GlaxoSmithKline has assumed responsibilities for all continuing studies of NY-ESO SPEAR T-cells. Successful continuation of development and subsequent commercialization of GSK ‘794 will trigger additional payments for development milestones, tiered sales milestones, and mid-single to low double-digit royalties on global net sales.

The companies announced their strategic collaboration and license agreement during June 2014 for up to five programs, including the first one, NY-ESO. The terms of the deal were expanded in February 2016 to accelerate development of NY-ESO SPEAR T-cell therapy toward registration studies in synovial sarcoma, to explore development in myxoid/round cell liposarcoma, and to enable combination trials. During September 2017, GlaxoSmithKline exercised the option to exclusively license the right to research, develop, and commercialize Adaptimmune’s NY-ESO SPEAR T-cell therapy program.

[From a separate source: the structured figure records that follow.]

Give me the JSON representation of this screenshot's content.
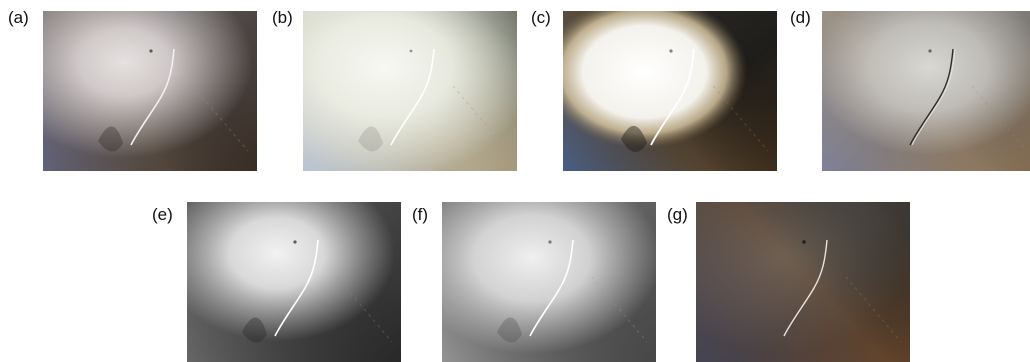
{
  "panels": [
    {
      "label": "(a)"
    },
    {
      "label": "(b)"
    },
    {
      "label": "(c)"
    },
    {
      "label": "(d)"
    },
    {
      "label": "(e)"
    },
    {
      "label": "(f)"
    },
    {
      "label": "(g)"
    }
  ]
}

GlaxoSmithKline and Orchard Therapeutics unveiled a strategic agreement in April. GlaxoSmithKline transferred the company’s portfolio of approved and investigational rare disease gene therapies to Orchard, securing the continued development of the programs and access for patients. This acquisition bolsters Orchard’s position as a worldwide leader in gene therapy for rare diseases. GlaxoSmithKline will continue to invest in the development of its platform capabilities in cell and gene therapies, with a concentration on oncology.

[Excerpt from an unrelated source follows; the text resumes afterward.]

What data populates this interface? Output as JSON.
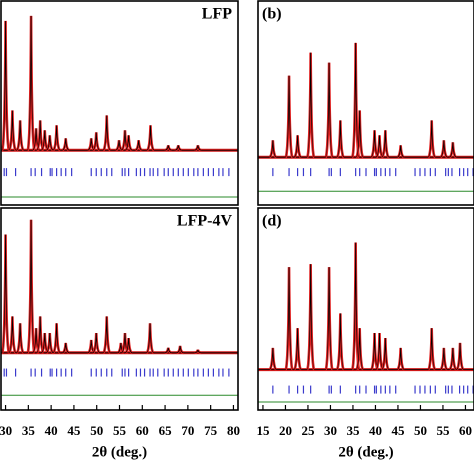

As a result, GSK became an investor in Orchard Therapeutics, receiving a 19.9 percent equity stake along with a seat on the company’s board. GlaxoSmithKline will additionally receive financial considerations in the form of royalties and commercial milestone payments related to the acquired portfolio. The two companies are exchanging manufacturing, technical and commercial insights and learnings on the development of gene therapy medicines to ensure the success of the assets.

The portfolio of gene therapy programs purchased by Orchard includes: Strimvelis, the first autologous ex vivo gene therapy for children with adenosine deaminase severe combined immunodeficiency, approved by the EMA during 2016; two late-stage clinical programs in ongoing registrational studies for metachromatic leukodystrophy and Wiskott Aldrich syndrome; and a clinical program for beta thalassemia.

The Orchard agreement follows GlaxoSmithKline’s strategic review of the company’s rare disease unit, announced during July 2017, as part of the Group’s continuing prioritization and strengthening of the pharma pipeline with a focus on priority programs in two current therapy areas, respiratory and HIV/infectious diseases, and two potential areas, oncology and immuno-inflammation.